Data is not information, information is not knowledge, knowledge is not understanding, understanding is not wisdom.
~Clifford Stoll

Monday, July 11, 2011

School, virtually

Just a quick note today about another experiment in education: the growing online K-12 school movement. Louisiana just approved the first two free online charter high schools for the state, and Connections Academy received 1900 applications for 600 spots. The school is appealing to the state to be allowed to hire more staff and enroll 1200 students.

Virtual school programs provide an educational experience that is truly different from the traditional in-person schools. The option is usually marketed to students who prefer independent work, who want to get ahead in their studies, who have trouble interacting socially or experience difficulty controlling their behavior in large classes, or who feel ostracized or bullied in their traditional schools.

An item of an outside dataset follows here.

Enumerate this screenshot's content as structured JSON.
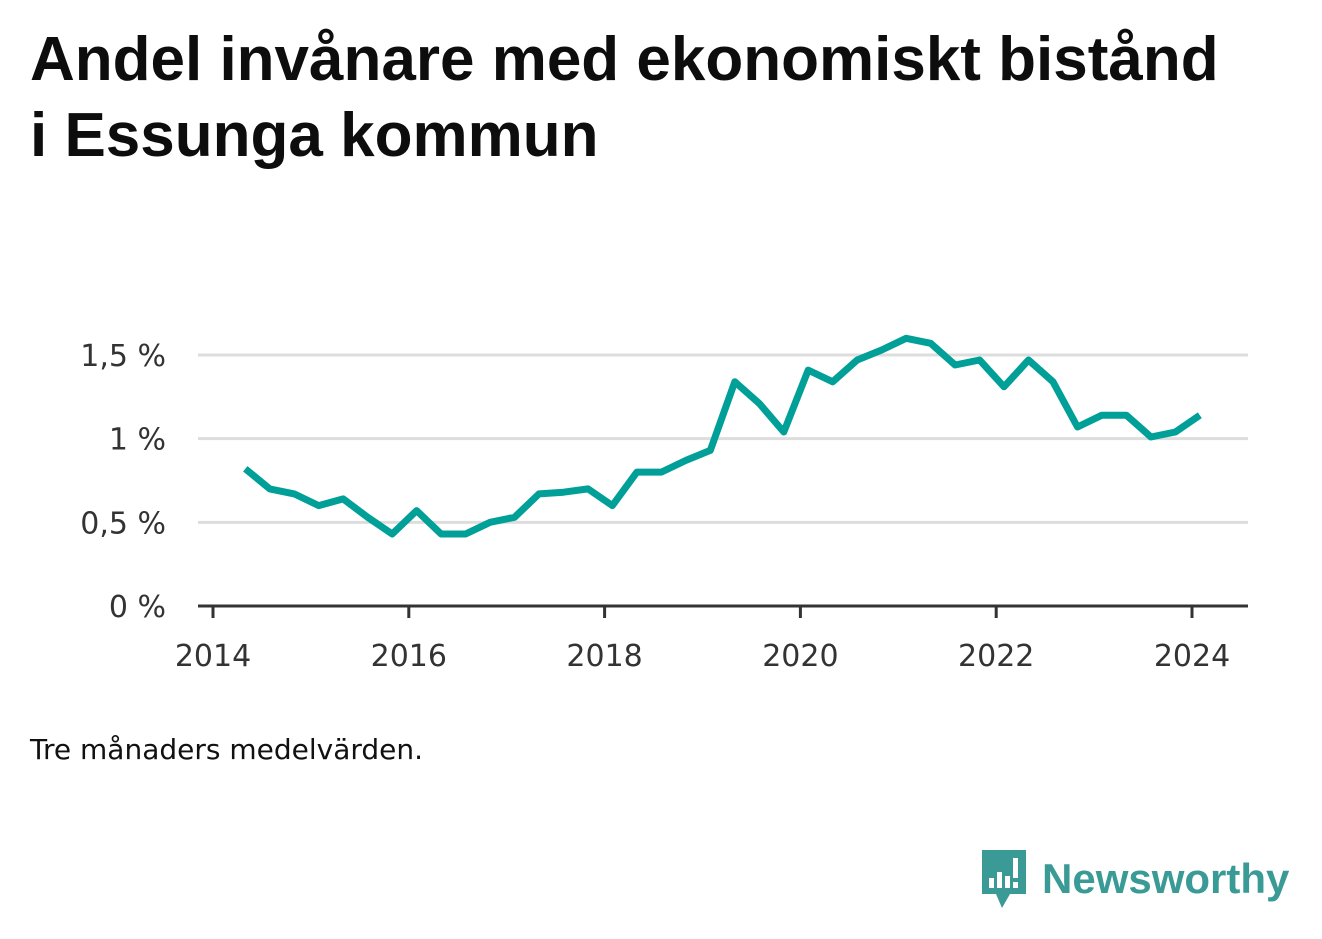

Online schools already operate nationwide as private alternatives to public schools, but several states (OH, UT, LA, IN, and TN among them) have begun incorporating virtual learning into their public school offerings as well. This means funding that used to go to traditional public schools now goes to virtual schools.

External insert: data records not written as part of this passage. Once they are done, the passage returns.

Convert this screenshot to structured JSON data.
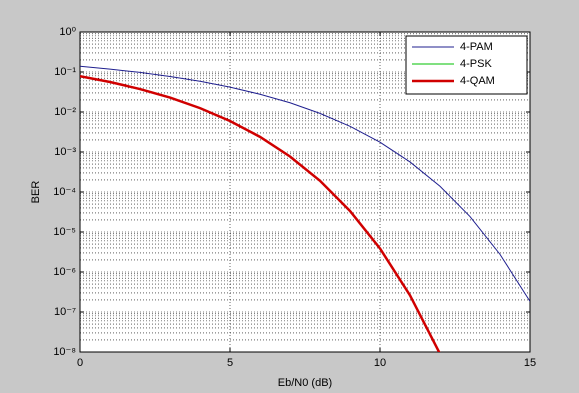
{
  "chart_data": {
    "type": "line",
    "x_label": "Eb/N0 (dB)",
    "y_label": "BER",
    "x": [
      0,
      1,
      2,
      3,
      4,
      5,
      6,
      7,
      8,
      9,
      10,
      11,
      12,
      13,
      14,
      15
    ],
    "series": [
      {
        "name": "4-PAM",
        "color": "#1f1f8f",
        "width": 1,
        "values": [
          0.139,
          0.118,
          0.0976,
          0.0774,
          0.0586,
          0.0419,
          0.0278,
          0.017,
          0.00923,
          0.00439,
          0.00176,
          0.000564,
          0.000139,
          2.43e-05,
          2.76e-06,
          1.84e-07
        ]
      },
      {
        "name": "4-PSK",
        "color": "#00c000",
        "width": 1,
        "values": [
          0.0786,
          0.0563,
          0.0375,
          0.0229,
          0.0125,
          0.00595,
          0.00239,
          0.000773,
          0.000191,
          3.36e-05,
          3.87e-06,
          2.61e-07,
          9e-09,
          null,
          null,
          null
        ]
      },
      {
        "name": "4-QAM",
        "color": "#d00000",
        "width": 2.5,
        "values": [
          0.0786,
          0.0563,
          0.0375,
          0.0229,
          0.0125,
          0.00595,
          0.00239,
          0.000773,
          0.000191,
          3.36e-05,
          3.87e-06,
          2.61e-07,
          9e-09,
          null,
          null,
          null
        ]
      }
    ],
    "xlim": [
      0,
      15
    ],
    "xticks": [
      0,
      5,
      10,
      15
    ],
    "ylim": [
      1e-08,
      1
    ],
    "y_scale": "log",
    "yticks": [
      {
        "value": 1,
        "label": "10⁰"
      },
      {
        "value": 0.1,
        "label": "10⁻¹"
      },
      {
        "value": 0.01,
        "label": "10⁻²"
      },
      {
        "value": 0.001,
        "label": "10⁻³"
      },
      {
        "value": 0.0001,
        "label": "10⁻⁴"
      },
      {
        "value": 1e-05,
        "label": "10⁻⁵"
      },
      {
        "value": 1e-06,
        "label": "10⁻⁶"
      },
      {
        "value": 1e-07,
        "label": "10⁻⁷"
      },
      {
        "value": 1e-08,
        "label": "10⁻⁸"
      }
    ],
    "grid": true,
    "legend": "upper right"
  }
}
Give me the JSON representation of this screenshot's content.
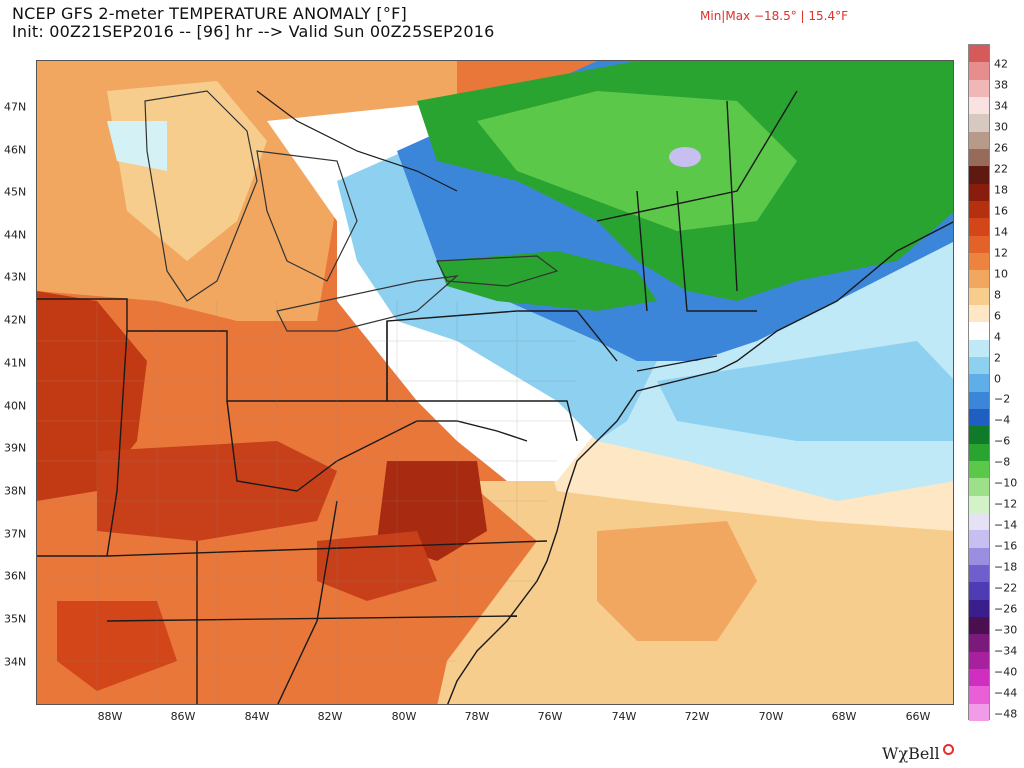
{
  "header": {
    "title_line1": "NCEP GFS 2-meter TEMPERATURE ANOMALY [°F]",
    "title_line2": "Init: 00Z21SEP2016 -- [96] hr --> Valid Sun 00Z25SEP2016",
    "minmax": "Min|Max −18.5° | 15.4°F"
  },
  "map": {
    "lat_labels": [
      "47N",
      "46N",
      "45N",
      "44N",
      "43N",
      "42N",
      "41N",
      "40N",
      "39N",
      "38N",
      "37N",
      "36N",
      "35N",
      "34N"
    ],
    "lon_labels": [
      "88W",
      "86W",
      "84W",
      "82W",
      "80W",
      "78W",
      "76W",
      "74W",
      "72W",
      "70W",
      "68W",
      "66W"
    ]
  },
  "colorbar": {
    "labels": [
      "42",
      "38",
      "34",
      "30",
      "26",
      "22",
      "18",
      "16",
      "14",
      "12",
      "10",
      "8",
      "6",
      "4",
      "2",
      "0",
      "−2",
      "−4",
      "−6",
      "−8",
      "−10",
      "−12",
      "−14",
      "−16",
      "−18",
      "−22",
      "−26",
      "−30",
      "−34",
      "−40",
      "−44",
      "−48"
    ],
    "colors": [
      "#d65a5a",
      "#e88d8d",
      "#f1b6b6",
      "#fbe2e2",
      "#d8c9c0",
      "#b89a8a",
      "#966b5a",
      "#5e1a10",
      "#8a1c0e",
      "#b5300f",
      "#d2461a",
      "#e2622a",
      "#ec8440",
      "#f2a760",
      "#f7cd8e",
      "#fde7c4",
      "#ffffff",
      "#bfe9f6",
      "#8dd0f0",
      "#5eaee9",
      "#3c86da",
      "#1f5fc2",
      "#0e7a2a",
      "#29a431",
      "#5cc84a",
      "#9ee08a",
      "#d4f2c8",
      "#e6e2f6",
      "#c6bff0",
      "#9a8ee0",
      "#6f5fcc",
      "#4e3cb5",
      "#3a1f8c",
      "#4b0f4f",
      "#7a1a7a",
      "#a7209e",
      "#cf2ec0",
      "#e85fd8",
      "#f29be8"
    ]
  },
  "brand": {
    "name": "WχBell"
  }
}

The trickiest situations occur in states like Utah that fund students to attend traditional schools and online schools, each part time. In that situation, costs f0r the schools are duplicated, but funding is not. Both schools have to maintain student records and process student paperwork and both schools have to adequately staff their classes, despite being only partially funded for some of their students. This is particularly challenging for traditional schools that have a few students attending online classes part time. They lose partial funding for the students, but still have to physically accommodate them in the classes they elect to take traditionally. In contrast, the school does not lose funding when students attend co-curricular college courses during high school.